Le Bistrot de Lyon, au 62 rue Mercière, est un établissement mythique dédié à la cuisine traditionnelle française.
Lyon doit beaucoup à Paul Bocuse. Surtout son titre de capitale culinaire de France. Aujourd’hui, la ville compte plus de quatre mille restaurants, dont des traditionnels bistrots et bouchons (des établissements pittoresques où sont préparées des recettes typiques, généralement à base de porc). Sans oublier que ces endroits offrent la possibilité de déguster les vins de la région, comme le fameux beaujolais. Des noms tels que Le Bistrot de Lyon ou le plus modeste Bistrot du Palais marquent une ligne dont le principal exposant reste la Brasserie Georges : sa grande salle, en activité depuis le début du XIXe siècle, ne désemplit pas.
En tant que directrice de l’hôtel Mercure, Marta Pardo-Badier (à gauche) a vécu la transformation de Lyon en ville cosmopolite. Christian Lamairine (à droite), jeune serveur et apprenti chef aux Halles de Paul Bocuse, rêve de posséder un jour un restaurant à Lyon.
« Vous ne pouvez pas imaginer à quel point Lyon a changé ces dix dernières années », explique Marta Pardo-Badier, directrice du Mercure Lyon, l’hôtel moderniste situé à côté de l’ancienne gare où le célèbre Orient Express s’arrêtait en direction d’Istanbul. « C’était une ville conservatrice qui est devenue, sans perdre sa tranquillité, une ville moderne, ouverte aux innovations ».

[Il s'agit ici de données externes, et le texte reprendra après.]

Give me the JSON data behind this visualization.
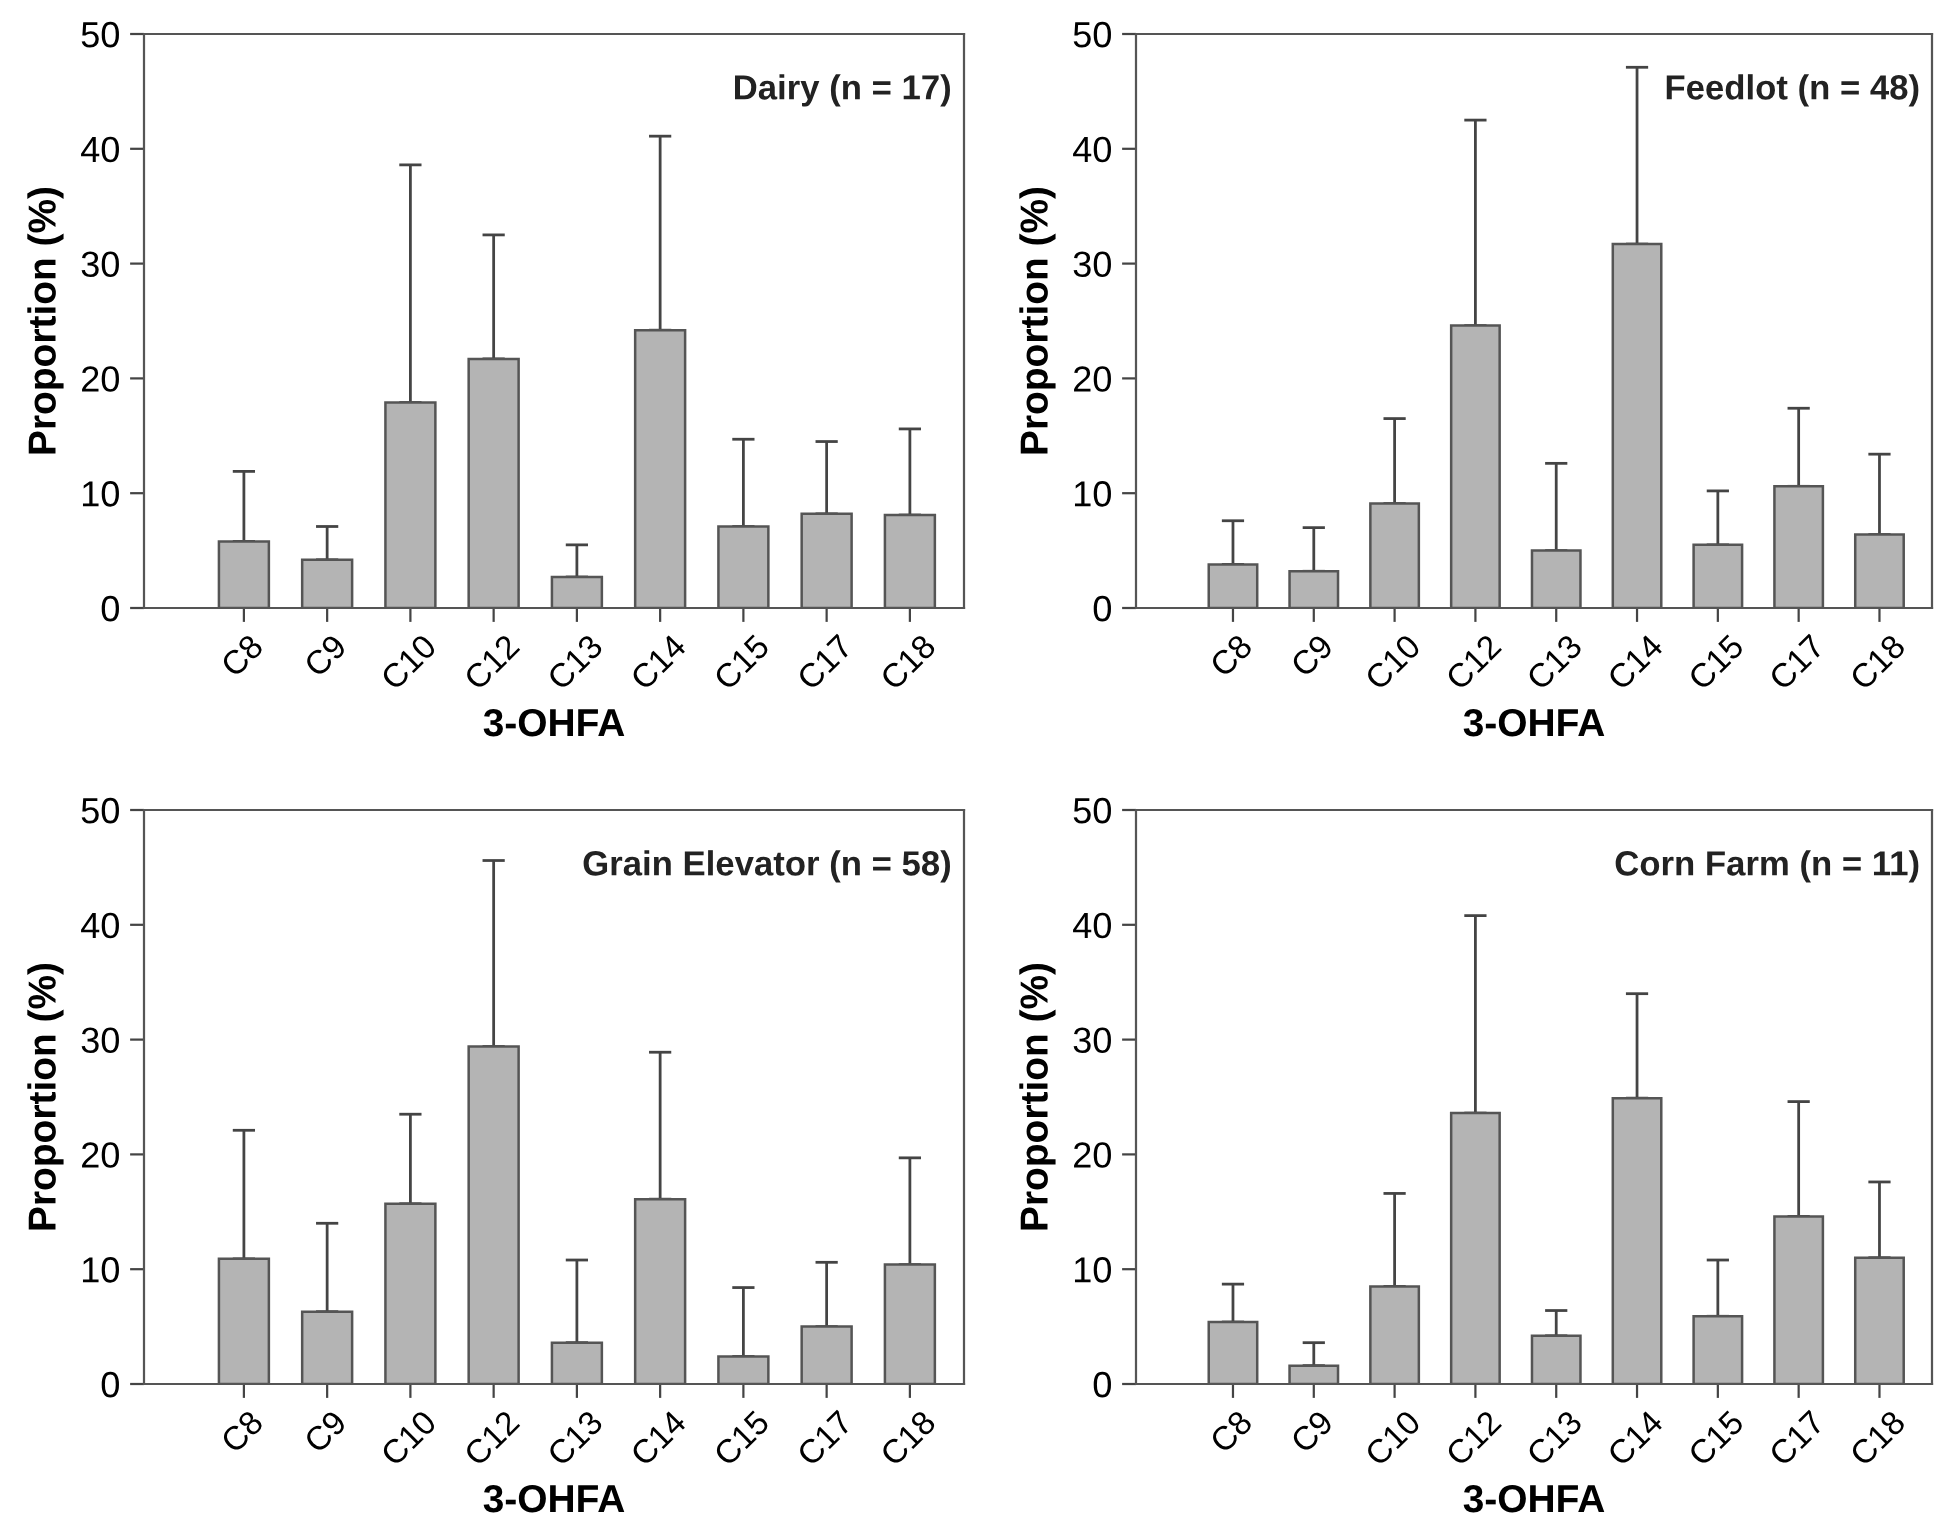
{
  "chart_data": [
    {
      "type": "bar",
      "annotations": [
        "Dairy (n = 17)"
      ],
      "xlabel": "3-OHFA",
      "ylabel": "Proportion (%)",
      "categories": [
        "C8",
        "C9",
        "C10",
        "C12",
        "C13",
        "C14",
        "C15",
        "C17",
        "C18"
      ],
      "color": "#b4b4b4",
      "ylim": [
        0,
        50
      ],
      "yticks": [
        0,
        10,
        20,
        30,
        40,
        50
      ],
      "values": [
        5.8,
        4.2,
        17.9,
        21.7,
        2.7,
        24.2,
        7.1,
        8.2,
        8.1
      ],
      "errors": [
        [
          5.8,
          11.9
        ],
        [
          4.2,
          7.1
        ],
        [
          17.9,
          38.6
        ],
        [
          21.7,
          32.5
        ],
        [
          2.7,
          5.5
        ],
        [
          24.2,
          41.1
        ],
        [
          7.1,
          14.7
        ],
        [
          8.2,
          14.5
        ],
        [
          8.1,
          15.6
        ]
      ]
    },
    {
      "type": "bar",
      "annotations": [
        "Feedlot (n = 48)"
      ],
      "xlabel": "3-OHFA",
      "ylabel": "Proportion (%)",
      "categories": [
        "C8",
        "C9",
        "C10",
        "C12",
        "C13",
        "C14",
        "C15",
        "C17",
        "C18"
      ],
      "color": "#b4b4b4",
      "ylim": [
        0,
        50
      ],
      "yticks": [
        0,
        10,
        20,
        30,
        40,
        50
      ],
      "values": [
        3.8,
        3.2,
        9.1,
        24.6,
        5.0,
        31.7,
        5.5,
        10.6,
        6.4
      ],
      "errors": [
        [
          3.8,
          7.6
        ],
        [
          3.2,
          7.0
        ],
        [
          9.1,
          16.5
        ],
        [
          24.6,
          42.5
        ],
        [
          5.0,
          12.6
        ],
        [
          31.7,
          47.1
        ],
        [
          5.5,
          10.2
        ],
        [
          10.6,
          17.4
        ],
        [
          6.4,
          13.4
        ]
      ]
    },
    {
      "type": "bar",
      "annotations": [
        "Grain Elevator (n = 58)"
      ],
      "xlabel": "3-OHFA",
      "ylabel": "Proportion (%)",
      "categories": [
        "C8",
        "C9",
        "C10",
        "C12",
        "C13",
        "C14",
        "C15",
        "C17",
        "C18"
      ],
      "color": "#b4b4b4",
      "ylim": [
        0,
        50
      ],
      "yticks": [
        0,
        10,
        20,
        30,
        40,
        50
      ],
      "values": [
        10.9,
        6.3,
        15.7,
        29.4,
        3.6,
        16.1,
        2.4,
        5.0,
        10.4
      ],
      "errors": [
        [
          10.9,
          22.1
        ],
        [
          6.3,
          14.0
        ],
        [
          15.7,
          23.5
        ],
        [
          29.4,
          45.6
        ],
        [
          3.6,
          10.8
        ],
        [
          16.1,
          28.9
        ],
        [
          2.4,
          8.4
        ],
        [
          5.0,
          10.6
        ],
        [
          10.4,
          19.7
        ]
      ]
    },
    {
      "type": "bar",
      "annotations": [
        "Corn Farm (n = 11)"
      ],
      "xlabel": "3-OHFA",
      "ylabel": "Proportion (%)",
      "categories": [
        "C8",
        "C9",
        "C10",
        "C12",
        "C13",
        "C14",
        "C15",
        "C17",
        "C18"
      ],
      "color": "#b4b4b4",
      "ylim": [
        0,
        50
      ],
      "yticks": [
        0,
        10,
        20,
        30,
        40,
        50
      ],
      "values": [
        5.4,
        1.6,
        8.5,
        23.6,
        4.2,
        24.9,
        5.9,
        14.6,
        11.0
      ],
      "errors": [
        [
          5.4,
          8.7
        ],
        [
          1.6,
          3.6
        ],
        [
          8.5,
          16.6
        ],
        [
          23.6,
          40.8
        ],
        [
          4.2,
          6.4
        ],
        [
          24.9,
          34.0
        ],
        [
          5.9,
          10.8
        ],
        [
          14.6,
          24.6
        ],
        [
          11.0,
          17.6
        ]
      ]
    }
  ]
}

Christian Lamairine, jeune serveur et apprenti cuisinier aux Halles de Lyon Paul Bocuse, un ancien marché converti en temple de la dégustation culinaire, est d’accord avec Marta. Dans ses installations se concentrent une cinquantaine des meilleurs boucheries, charcuteries et fromageries de la ville, sans oublier les restaurants de fruits de mer et huîtres. « Lyon a tous les avantages de Paris et peu de ses inconvénients », assure-t-il.
Rencontres au bord du fleuve. La confluence du Rhône et de la Saône marque la ville de Lyon.

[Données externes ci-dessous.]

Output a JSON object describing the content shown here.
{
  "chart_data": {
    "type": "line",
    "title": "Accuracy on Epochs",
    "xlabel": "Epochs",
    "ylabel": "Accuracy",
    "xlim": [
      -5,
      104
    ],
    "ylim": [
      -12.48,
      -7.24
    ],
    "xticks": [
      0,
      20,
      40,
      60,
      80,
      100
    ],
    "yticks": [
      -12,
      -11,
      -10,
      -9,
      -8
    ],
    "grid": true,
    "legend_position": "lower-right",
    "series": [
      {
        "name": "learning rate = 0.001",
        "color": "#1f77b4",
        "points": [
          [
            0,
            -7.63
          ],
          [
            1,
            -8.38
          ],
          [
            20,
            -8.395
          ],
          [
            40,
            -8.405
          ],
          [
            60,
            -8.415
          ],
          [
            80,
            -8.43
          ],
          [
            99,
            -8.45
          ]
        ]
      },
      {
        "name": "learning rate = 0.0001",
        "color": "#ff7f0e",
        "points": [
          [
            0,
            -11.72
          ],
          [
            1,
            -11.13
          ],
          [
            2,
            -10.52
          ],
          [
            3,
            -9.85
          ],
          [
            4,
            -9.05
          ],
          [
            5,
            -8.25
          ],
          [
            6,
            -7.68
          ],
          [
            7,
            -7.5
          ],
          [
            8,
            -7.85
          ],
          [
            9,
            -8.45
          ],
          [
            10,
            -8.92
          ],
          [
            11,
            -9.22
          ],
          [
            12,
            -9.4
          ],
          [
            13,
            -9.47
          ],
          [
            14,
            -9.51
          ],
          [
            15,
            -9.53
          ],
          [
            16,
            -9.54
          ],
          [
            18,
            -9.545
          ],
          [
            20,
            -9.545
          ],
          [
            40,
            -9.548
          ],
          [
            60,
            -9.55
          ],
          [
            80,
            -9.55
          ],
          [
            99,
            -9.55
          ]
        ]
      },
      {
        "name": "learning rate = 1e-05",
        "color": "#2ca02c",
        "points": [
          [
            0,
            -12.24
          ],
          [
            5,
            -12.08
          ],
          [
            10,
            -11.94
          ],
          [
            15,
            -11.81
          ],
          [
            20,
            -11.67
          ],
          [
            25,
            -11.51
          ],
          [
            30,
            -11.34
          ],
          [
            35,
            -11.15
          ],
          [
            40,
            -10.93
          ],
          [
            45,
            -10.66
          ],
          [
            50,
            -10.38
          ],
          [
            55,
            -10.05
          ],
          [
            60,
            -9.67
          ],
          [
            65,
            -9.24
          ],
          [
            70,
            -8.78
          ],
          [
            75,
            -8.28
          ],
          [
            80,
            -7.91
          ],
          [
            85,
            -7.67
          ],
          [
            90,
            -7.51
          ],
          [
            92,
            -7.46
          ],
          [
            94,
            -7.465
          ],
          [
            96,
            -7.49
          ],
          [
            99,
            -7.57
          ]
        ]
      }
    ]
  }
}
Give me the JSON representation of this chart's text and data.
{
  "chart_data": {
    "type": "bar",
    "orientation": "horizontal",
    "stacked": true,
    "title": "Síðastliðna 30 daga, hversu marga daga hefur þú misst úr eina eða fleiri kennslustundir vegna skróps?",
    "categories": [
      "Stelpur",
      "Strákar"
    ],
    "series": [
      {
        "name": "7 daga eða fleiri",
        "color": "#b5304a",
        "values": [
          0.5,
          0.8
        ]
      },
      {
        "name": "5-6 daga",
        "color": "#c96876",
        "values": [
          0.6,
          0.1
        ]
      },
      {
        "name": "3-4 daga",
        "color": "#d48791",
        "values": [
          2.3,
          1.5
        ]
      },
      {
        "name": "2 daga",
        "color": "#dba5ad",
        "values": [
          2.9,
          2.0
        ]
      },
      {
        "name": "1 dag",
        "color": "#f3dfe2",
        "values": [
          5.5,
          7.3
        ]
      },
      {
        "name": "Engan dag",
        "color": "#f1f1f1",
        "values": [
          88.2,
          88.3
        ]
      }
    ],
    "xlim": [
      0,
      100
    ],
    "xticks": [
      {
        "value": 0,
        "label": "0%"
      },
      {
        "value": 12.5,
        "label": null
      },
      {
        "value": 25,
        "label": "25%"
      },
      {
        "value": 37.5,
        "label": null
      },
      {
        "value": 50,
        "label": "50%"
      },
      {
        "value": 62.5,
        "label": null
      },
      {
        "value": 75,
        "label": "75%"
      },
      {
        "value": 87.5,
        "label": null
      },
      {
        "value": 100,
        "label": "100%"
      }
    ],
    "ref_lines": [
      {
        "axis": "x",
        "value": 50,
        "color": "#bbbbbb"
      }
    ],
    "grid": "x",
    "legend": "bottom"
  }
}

Un nouveau Lyon est en train d’émerger dans le quartier de La Confluence, où les deux fleuves de la ville se rencontrent. Le musée des Confluences est le symbole le plus évident de la transformation. Mais le nouveau quartier, foisonnant de cafés et de fast-foods, n’a pas encore l’essence gastronomique du Vieux Lyon ou du centre-ville. Alors qu’il porte des plateaux d’huîtres dans les Halles de Lyon Paul Bocuse en rêvant de son propre restaurant, Christian est clair : « Lyon est la ville de la restauration : c’est l’endroit où il faut être ».